Публикуемый ниже случай подтверждает дальновидное предсказание гауптмана. Он произошёл после отъезда Грота на знакомых ему местах.

Преследуемые фашистами разведчики отходили в горы. Они ступали по местам, где можно было запутать преследователей и безнаказанно уйти, сохранив себя и, конечно же, этого сухопарого немца, «языка».

На задание разведчики отправились четыре дня назад. Их было семеро: лейтенант, сержант, четыре автоматчика и проводник-карачаевец Хамид.

Был конец октября 1942 года. Бушевала зима с морозами и метелью. Бои в горах стихли. Действовали только разведчики да мелкие группы, пытавшиеся захватить выгодные высоты и рубежи.

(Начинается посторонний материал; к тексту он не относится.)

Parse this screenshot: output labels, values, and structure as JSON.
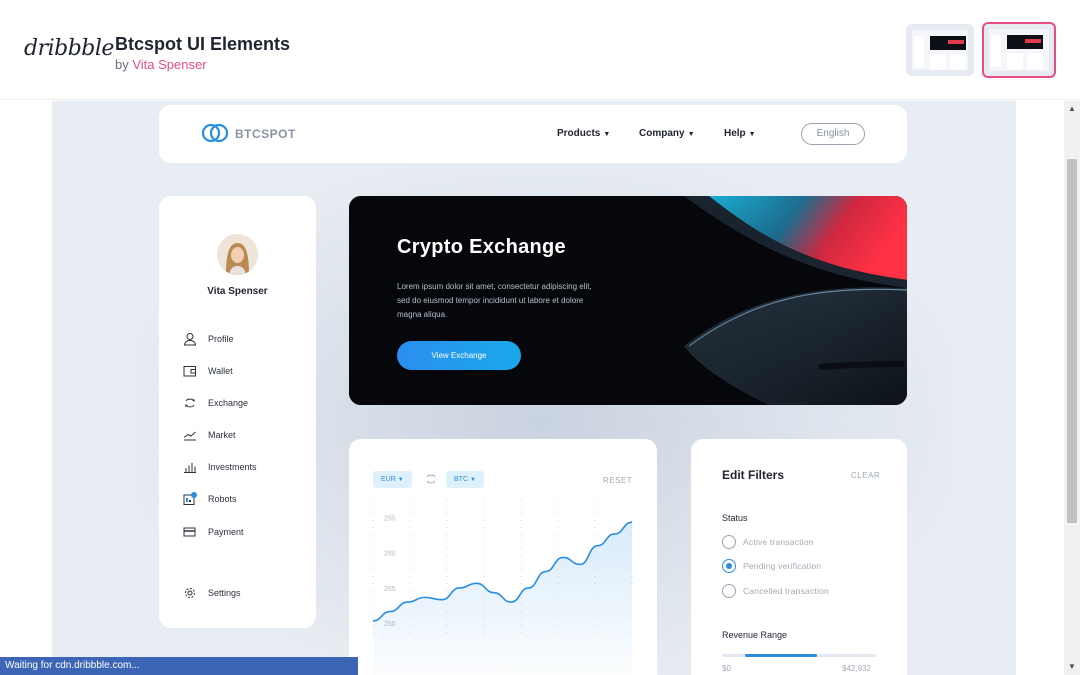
{
  "dribbble": {
    "logo": "dribbble",
    "shot_title": "Btcspot UI Elements",
    "by_prefix": "by",
    "author": "Vita Spenser",
    "thumbnails": [
      {
        "label": "thumbnail-1",
        "selected": false
      },
      {
        "label": "thumbnail-2",
        "selected": true
      }
    ]
  },
  "app": {
    "brand": "BTCSPOT",
    "nav": [
      {
        "label": "Products"
      },
      {
        "label": "Company"
      },
      {
        "label": "Help"
      }
    ],
    "language": "English"
  },
  "sidebar": {
    "user_name": "Vita Spenser",
    "items": [
      {
        "label": "Profile",
        "icon": "user-icon"
      },
      {
        "label": "Wallet",
        "icon": "wallet-icon"
      },
      {
        "label": "Exchange",
        "icon": "exchange-icon"
      },
      {
        "label": "Market",
        "icon": "trend-icon"
      },
      {
        "label": "Investments",
        "icon": "bar-chart-icon"
      },
      {
        "label": "Robots",
        "icon": "robot-icon",
        "badge": "2"
      },
      {
        "label": "Payment",
        "icon": "card-icon"
      },
      {
        "label": "Settings",
        "icon": "gear-icon"
      }
    ]
  },
  "hero": {
    "title": "Crypto Exchange",
    "text": "Lorem ipsum dolor sit amet, consectetur adipiscing elit, sed do eiusmod tempor incididunt ut labore et dolore magna aliqua.",
    "button": "View Exchange"
  },
  "chart_card": {
    "from_currency": "EUR",
    "to_currency": "BTC",
    "reset": "RESET"
  },
  "chart_data": {
    "type": "area",
    "y_ticks": [
      "295",
      "280",
      "265",
      "250"
    ],
    "ylim": [
      245,
      302
    ],
    "grid": true,
    "x": [
      0,
      1,
      2,
      3,
      4,
      5,
      6,
      7,
      8,
      9,
      10,
      11,
      12,
      13,
      14,
      15
    ],
    "values": [
      251,
      255,
      259,
      261,
      260,
      265,
      267,
      263,
      259,
      265,
      272,
      278,
      275,
      283,
      288,
      293
    ]
  },
  "filters": {
    "title": "Edit Filters",
    "clear": "CLEAR",
    "status_label": "Status",
    "options": [
      {
        "label": "Active transaction",
        "checked": false
      },
      {
        "label": "Pending verification",
        "checked": true
      },
      {
        "label": "Cancelled transaction",
        "checked": false
      }
    ],
    "range_label": "Revenue Range",
    "range_min": "$0",
    "range_max": "$42,932",
    "range_selected": [
      0.15,
      0.62
    ]
  },
  "browser": {
    "status_text": "Waiting for cdn.dribbble.com..."
  },
  "colors": {
    "accent": "#2a8ee0",
    "dribbble_pink": "#ea4c89",
    "dark_hero": "#05070b"
  }
}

Разведчики сделали крюк, по карнизу отвесной стены перевалили через хребет, прошли ледник, спустились по верёвке в обрыв, долго шли по обледеневшим камням и вчера, наконец, вышли к дороге, что вела к перевалу. Спрятавшись, долго наблюдали за вражескими позициями, хорошо видными из укрытия.

Внимание привлёк блиндаж. Намётанным глазом лейтенант Егоров определил, что в нем живёт офицер. А, может, там был даже штаб егерей из застрявшей здесь альпийской дивизии «Эдельвейс».

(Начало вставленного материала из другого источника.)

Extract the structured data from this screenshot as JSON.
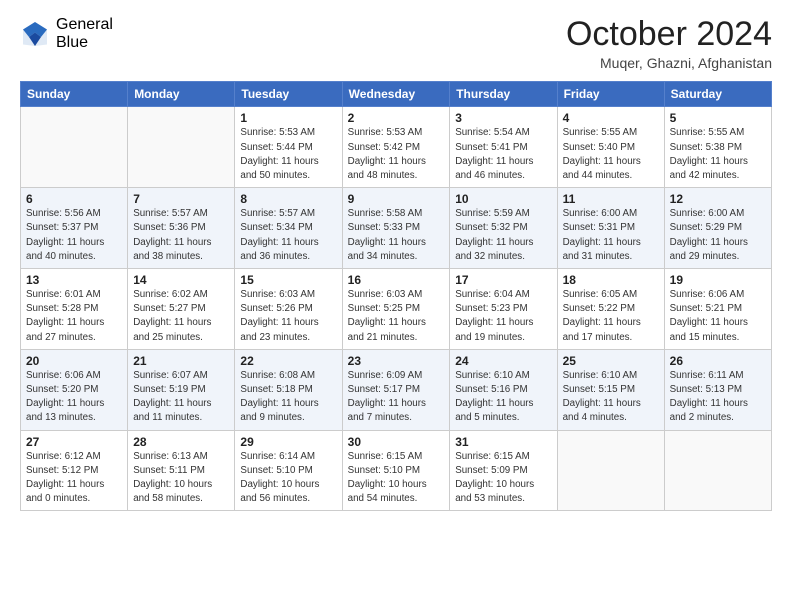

Ночью разведчики ворвались в блиндаж. Часового и солдата-денщика Хамид бесшумно убрал, а насмерть перепуганного офицера Егоров и сержант Самохин связали, заткнули ему рот, на голову намотали башлык. Его выволокли из блиндажа вместе с сумкой, что лежала под подушкой.

Теперь они шли, утопая в снегу. Обжигал острый, как бритва, ветер. Обмороженные лица потемнели.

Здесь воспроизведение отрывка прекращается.